A quick look at his career playing numbers:
As a batter, Sparks accumulated 1,010 hits – including 120 home runs – along with 456 walks, 1,050 strike outs, and even 22 stolen bases in 1,270 career games. He boasts a career OPS of .699. In nine games as a pitcher, the lefty owns a career ERA and WHIP of 4.50 and 1.90 respectively. He averaged one inning pitched per season, gave up only one home run, walked seven and struck out two.
As a minor league manager, all with Oakland affiliates, Sparks began his career in 1998 with Single-A Southern Oregon of the Northwest League, where he was named co-manager of the year in 1999. From 2000 – 2002, he led the Modesto, California team, then on to Double-A Midland, Texas for a year.
After the 2003 season, Sparks served as Oakland’s Minor league hitting coordinator for eight seasons. In 2011, Sparks returned to a specific team as the hitting coach for Double-A Midland. Sparks’ successor as hitting coordinator was Todd Steverson, who enjoyed great success before joining the White Sox as the big league hitting coach.

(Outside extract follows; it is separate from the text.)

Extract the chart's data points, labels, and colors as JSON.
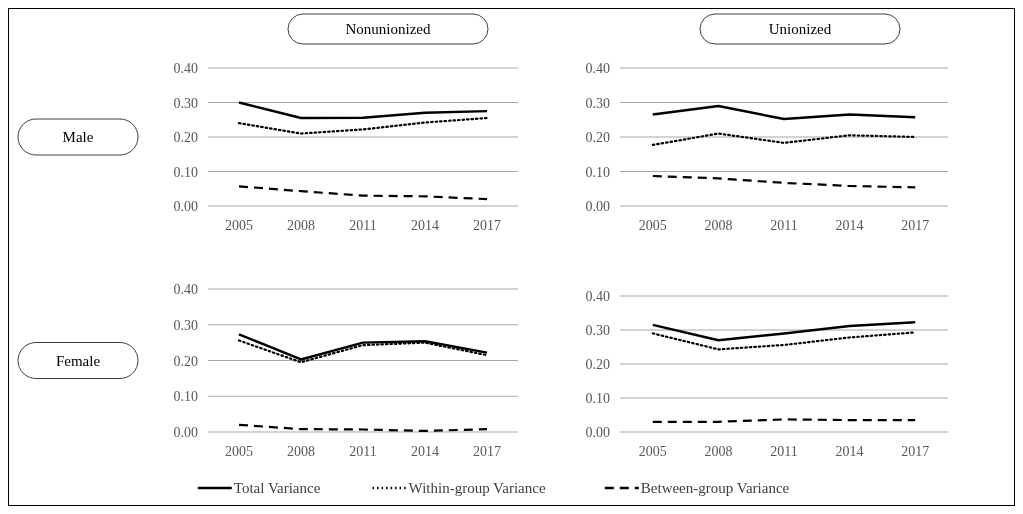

This time last year, it was Sparks who was the hitting coach for the Mesa Solar Sox in the Arizona Fall League. He worked with prospects such as Blue Jays’ Dalton Pompey, Cubs’ Addison Russell, & Rays’ Daniel Robertson to name a few before once again becoming Oakland’s minor league hitting coordinator for the 2015 season – the job Steverson vacated.
Greg Sparks is a great guy, with great insight and results. As he is reunited with old pal Todd Steverson, it brings to mind a balancing of the universe (Yin and Yang); blending of opposite strengths; Steverson’s gregarious and Sparks’ lower-keyed personalities. Sure to be a winning combination for the Chicago White Sox Major League team.